I am not forgetting that, and I understand that a faster clocked quad core inherently means a heavier FSB traffic load. But I believe that rasing the FSB itself will STILL yield more bandwidth for use The coherency traffic between the CPU and the northbridge is a major part of the bandwidth limitation problem, not a separate problem.
As far as increasing the FSB, I think the FSB is much less "unstable" than Intel gives the impression of it being. The primary problem with high FSB overclocks is that the Northbridge is simply not designed with the correct internal clock strap ratios to set itself at a low enough mhz. The northbridge is basically a CPU in-miniture with it's own core mhz that raising the FSB will upset.
Some motherboard manufacturers have invested in adding the extra modifications to the chipset itself to enable more direct control of this internal MCH clock/FSB strap or ratio, and will lower it to match the higher FSB speeds.
I am currently able to run a E6300 at 3.5ghz on air. That gives me a 501FSB, 2,000mhz QDR. CPU voltage was only 1.36v, and the only reason I did not go higher because I need watercooling!
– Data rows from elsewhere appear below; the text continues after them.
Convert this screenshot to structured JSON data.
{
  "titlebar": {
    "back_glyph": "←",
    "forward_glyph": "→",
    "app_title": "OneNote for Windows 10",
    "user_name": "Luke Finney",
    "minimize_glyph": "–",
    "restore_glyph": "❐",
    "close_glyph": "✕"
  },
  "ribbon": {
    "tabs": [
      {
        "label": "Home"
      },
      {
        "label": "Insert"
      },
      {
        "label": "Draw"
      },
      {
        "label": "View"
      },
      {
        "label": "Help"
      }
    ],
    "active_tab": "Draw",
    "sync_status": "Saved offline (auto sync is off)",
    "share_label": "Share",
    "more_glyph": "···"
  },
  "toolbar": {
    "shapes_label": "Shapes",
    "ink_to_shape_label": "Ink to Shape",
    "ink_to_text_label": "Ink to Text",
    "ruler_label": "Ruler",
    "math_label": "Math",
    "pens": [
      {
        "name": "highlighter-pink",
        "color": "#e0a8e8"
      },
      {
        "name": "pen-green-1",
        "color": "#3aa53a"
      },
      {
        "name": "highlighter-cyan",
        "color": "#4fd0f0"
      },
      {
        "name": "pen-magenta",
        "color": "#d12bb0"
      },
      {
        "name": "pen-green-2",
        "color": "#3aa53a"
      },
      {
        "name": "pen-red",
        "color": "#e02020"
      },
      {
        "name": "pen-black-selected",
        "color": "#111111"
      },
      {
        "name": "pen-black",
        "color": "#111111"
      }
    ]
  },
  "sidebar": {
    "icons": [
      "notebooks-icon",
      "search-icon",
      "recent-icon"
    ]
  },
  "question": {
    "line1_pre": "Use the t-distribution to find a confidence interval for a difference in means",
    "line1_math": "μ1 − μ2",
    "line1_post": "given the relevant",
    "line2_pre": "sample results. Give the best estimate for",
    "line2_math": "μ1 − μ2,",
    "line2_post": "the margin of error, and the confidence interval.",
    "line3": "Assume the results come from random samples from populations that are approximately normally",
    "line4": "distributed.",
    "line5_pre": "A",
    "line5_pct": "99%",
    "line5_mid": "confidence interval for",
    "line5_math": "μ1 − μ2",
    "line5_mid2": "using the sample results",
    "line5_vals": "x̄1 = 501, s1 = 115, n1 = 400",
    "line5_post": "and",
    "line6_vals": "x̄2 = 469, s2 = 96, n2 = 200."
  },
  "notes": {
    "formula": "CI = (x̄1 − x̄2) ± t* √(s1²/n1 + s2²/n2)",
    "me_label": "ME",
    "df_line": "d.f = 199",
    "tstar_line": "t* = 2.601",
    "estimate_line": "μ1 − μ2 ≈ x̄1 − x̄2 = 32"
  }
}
This motherboard has this built in option to "underclock" the MCH, then the "underclocked" MCH is overclocked with the higher FSB speeds.
Gigabyte includes a "FSB Overvoltage" setting and also a "MCH Overvoltage" setting on the GA-965P-DS3. To attain a 501FSB overclock I did NOT have to raise the FSB or MCH voltage from stock! This tells me that if you redesign the chipset with extreme FSB's in mind, then it is possible. I can actually run a 486FSB stable 24/7 for folding, but at 3.5ghz my E6300 needs more vCore, which I won't give due to the 51-58c temps I am getting at 1.36v.